When I think of the term ‘self-care’, my mind conjures up images of bath bombs, lavender, wine, blankets, and television. In fact, if I have a self-care evening, it tends to go something like this; jumping into a hot, bubbly bath, applying a face mask, and cleansing my face within an inch of its life; applying moisturiser to every inch of my body, and getting into the comfiest pyjamas I own; making a carb heavy and delicious meal, grabbing a glass of rosé, and spending all evening watching Netflix and YouTube. It’s all about taking time out to look after yourself, re-charge, and rest up. ‘Self-care’ as a term is relatively new, and has only just ingrained itself in the mainstream.
Although I adore my self-care evenings and taking time to pamper myself, let’s be real.
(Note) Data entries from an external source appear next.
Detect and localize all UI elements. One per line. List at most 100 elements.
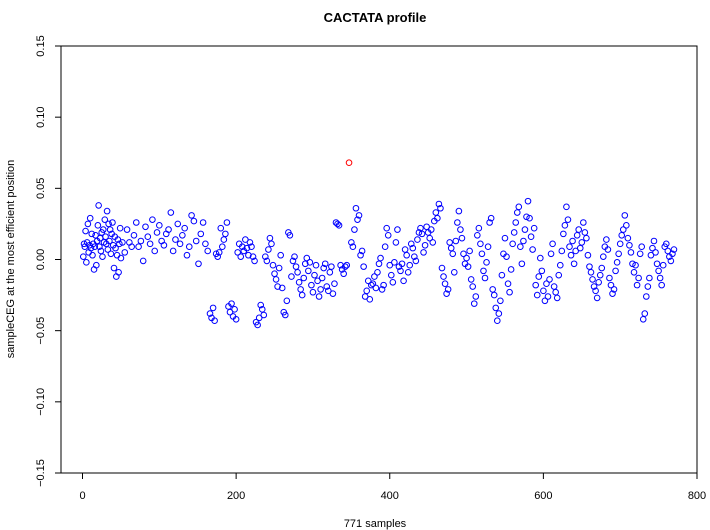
data-point [116, 224, 124, 232]
data-point [128, 243, 135, 250]
data-point [515, 203, 523, 211]
data-point [450, 269, 458, 276]
data-point [510, 229, 518, 236]
data-point [249, 253, 257, 260]
data-point [409, 244, 417, 252]
data-point [289, 257, 297, 265]
data-point [303, 254, 311, 262]
data-point [521, 226, 529, 233]
data-point [566, 243, 573, 250]
data-point [549, 240, 556, 248]
data-point [260, 311, 268, 319]
highlighted-point-layer [345, 159, 353, 167]
data-point [341, 263, 349, 270]
x-axis: 0 200 400 600 800 [79, 472, 706, 502]
data-point [615, 250, 622, 258]
data-point [278, 284, 286, 292]
data-point [555, 271, 563, 279]
data-point [99, 253, 106, 260]
data-point [83, 259, 90, 266]
data-point [113, 251, 121, 259]
data-point [352, 204, 360, 212]
data-point [427, 226, 435, 233]
data-point [114, 236, 122, 243]
data-point [215, 249, 223, 256]
y-tick-label: 0.05 [35, 178, 47, 199]
data-point [613, 259, 621, 266]
data-point [238, 243, 246, 250]
data-point [658, 281, 665, 289]
data-point [472, 293, 480, 300]
data-point [484, 243, 492, 250]
data-point [167, 209, 175, 216]
data-point [544, 293, 552, 300]
data-point [226, 308, 234, 316]
data-point [288, 273, 295, 280]
data-point [513, 209, 521, 216]
data-point [457, 226, 464, 233]
data-point [507, 266, 515, 273]
data-point [96, 243, 103, 250]
y-tick-label: −0.10 [35, 388, 47, 416]
y-tick-label: 0.00 [35, 249, 47, 270]
data-point [523, 213, 530, 221]
data-point [581, 229, 589, 236]
data-point [420, 249, 427, 256]
data-point [467, 276, 475, 283]
data-point [372, 284, 380, 292]
data-point [326, 269, 334, 276]
data-point [355, 212, 363, 219]
data-point [669, 250, 676, 258]
data-point [391, 259, 398, 266]
data-point [384, 232, 392, 239]
data-point [639, 315, 647, 323]
y-axis: −0.15 −0.10 −0.05 0.00 0.05 0.10 0.15 [35, 35, 62, 487]
data-point [231, 306, 238, 313]
data-point [595, 278, 602, 286]
data-point [369, 280, 377, 287]
data-point [251, 257, 258, 265]
data-point [404, 269, 412, 276]
data-point [292, 263, 300, 270]
data-point [653, 260, 661, 268]
data-point [358, 247, 366, 255]
data-point [400, 277, 407, 285]
data-point [245, 251, 252, 259]
data-point [281, 311, 289, 319]
data-point [211, 317, 218, 325]
data-point [86, 214, 94, 222]
data-point [286, 232, 294, 239]
x-tick-label: 600 [534, 490, 552, 502]
data-point [540, 287, 547, 295]
data-point [434, 214, 441, 222]
data-point [624, 234, 632, 242]
data-point [314, 277, 321, 285]
x-tick-label: 400 [381, 490, 399, 502]
data-point [137, 237, 145, 245]
data-point [618, 232, 626, 239]
data-point [274, 283, 281, 290]
data-point [656, 274, 664, 282]
data-point [106, 226, 114, 233]
data-point [160, 241, 168, 249]
data-point [586, 263, 593, 270]
data-point [538, 267, 546, 275]
data-point [641, 310, 649, 317]
data-point [272, 276, 280, 283]
data-point [490, 291, 498, 299]
data-point [337, 261, 344, 269]
data-point [375, 260, 383, 268]
data-point [659, 261, 667, 269]
data-point [603, 236, 610, 243]
data-point [349, 243, 357, 250]
data-point [311, 271, 318, 279]
data-point [123, 226, 131, 233]
data-point [291, 253, 298, 260]
data-point [116, 240, 123, 248]
data-point [135, 243, 142, 250]
data-point [411, 253, 418, 260]
data-point [596, 271, 604, 279]
data-point [275, 264, 283, 272]
data-point [503, 253, 510, 260]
Self-care is all about truly looking after yourself; your health and well-being, your physical and mental self, and to some people, your creativity and spirituality. If one of those is failing, do you really think a bath bomb and an episode of Riverdale will fix that?
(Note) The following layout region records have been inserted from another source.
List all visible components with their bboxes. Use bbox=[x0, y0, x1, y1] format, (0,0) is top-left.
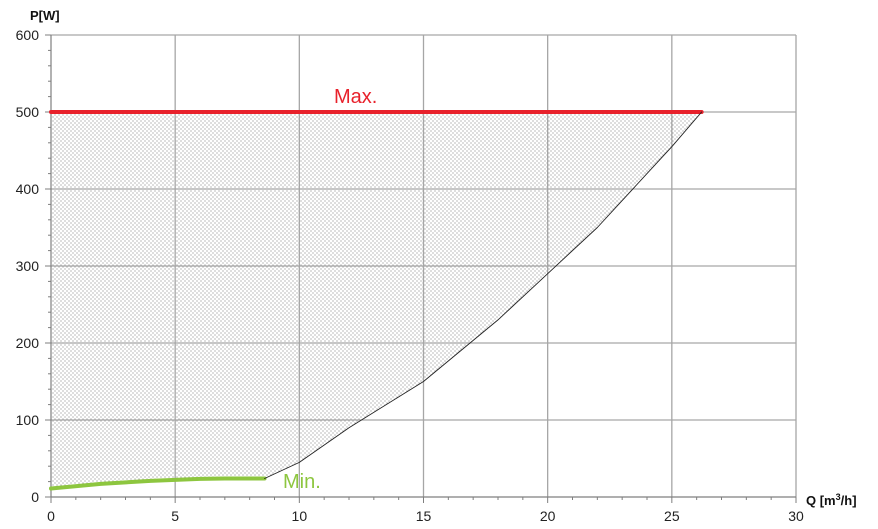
series-line-min bbox=[49, 476, 267, 491]
y-tick-label-1: 100 bbox=[16, 412, 40, 428]
y-tick-label-5: 500 bbox=[16, 104, 40, 120]
y-tick-label-2: 200 bbox=[16, 335, 40, 351]
x-tick-label-0: 0 bbox=[47, 508, 55, 524]
operating-range-shading bbox=[51, 112, 702, 489]
y-tick-label-4: 400 bbox=[16, 181, 40, 197]
x-axis-label: Q [m3/h] bbox=[806, 492, 857, 508]
x-tick-label-2: 10 bbox=[292, 508, 308, 524]
series-label-max: Max. bbox=[334, 86, 377, 108]
x-tick-label-6: 30 bbox=[788, 508, 804, 524]
y-axis-label: P[W] bbox=[30, 8, 60, 23]
series-label-min: Min. bbox=[283, 471, 321, 493]
y-tick-label-3: 300 bbox=[16, 258, 40, 274]
x-tick-label-4: 20 bbox=[540, 508, 556, 524]
series-line-limit-curve bbox=[264, 111, 703, 479]
x-tick-label-3: 15 bbox=[416, 508, 432, 524]
series-lines bbox=[49, 110, 704, 491]
y-tick-label-0: 0 bbox=[31, 489, 39, 505]
y-tick-label-6: 600 bbox=[16, 27, 40, 43]
x-tick-label-1: 5 bbox=[171, 508, 179, 524]
x-tick-label-5: 25 bbox=[664, 508, 680, 524]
Real self-care involves doing those adult jobs when you really don’t want to, pulling through when the anxiety gets too much.
It’s making a monthly budget to help combat your money anxiety.
It’s going to the doctors even though you are scared.
It’s having a shower when you are feeling at your lowest.
It’s cooking yourself a delicious meal overflowing with goodness, when you just want to order a takeout.
It’s shutting off your phone and your laptop and your TV, and just letting yourself be alone.
It’s sitting yourself down and assessing your own health and fitness.
It’s making the effort to socialise with friends, even if there’s a part of you that wants to stay home.
It’s collecting the post, and doing the washing up, and emptying your inbox, when all you want to do is hide under the duvet.
It’s pacing yourself, and knowing when to stop.
Yes, and it’s pampering yourself to the highest heavens with essential oils, chocolate, movies, and early nights.
Self-care should be more than occasional moments that occur a few times a month. It should be ensuring that you are being cared for, every part of you; whether that be your fitness levels, your financial security, your skin, your mind, or your stress levels. Let’s celebrate the everyday activities of self-care as much as we celebrate the glamorous and gentle ones. Don’t let the non-gentle parts of your life slip to the side because they are hard. Don’t pretend that a bowl of cheesy pasta and glass of wine will fix everything. It won’t. It’s only when self-care, gentle and rough, is implemented in our lives, that progress can be made.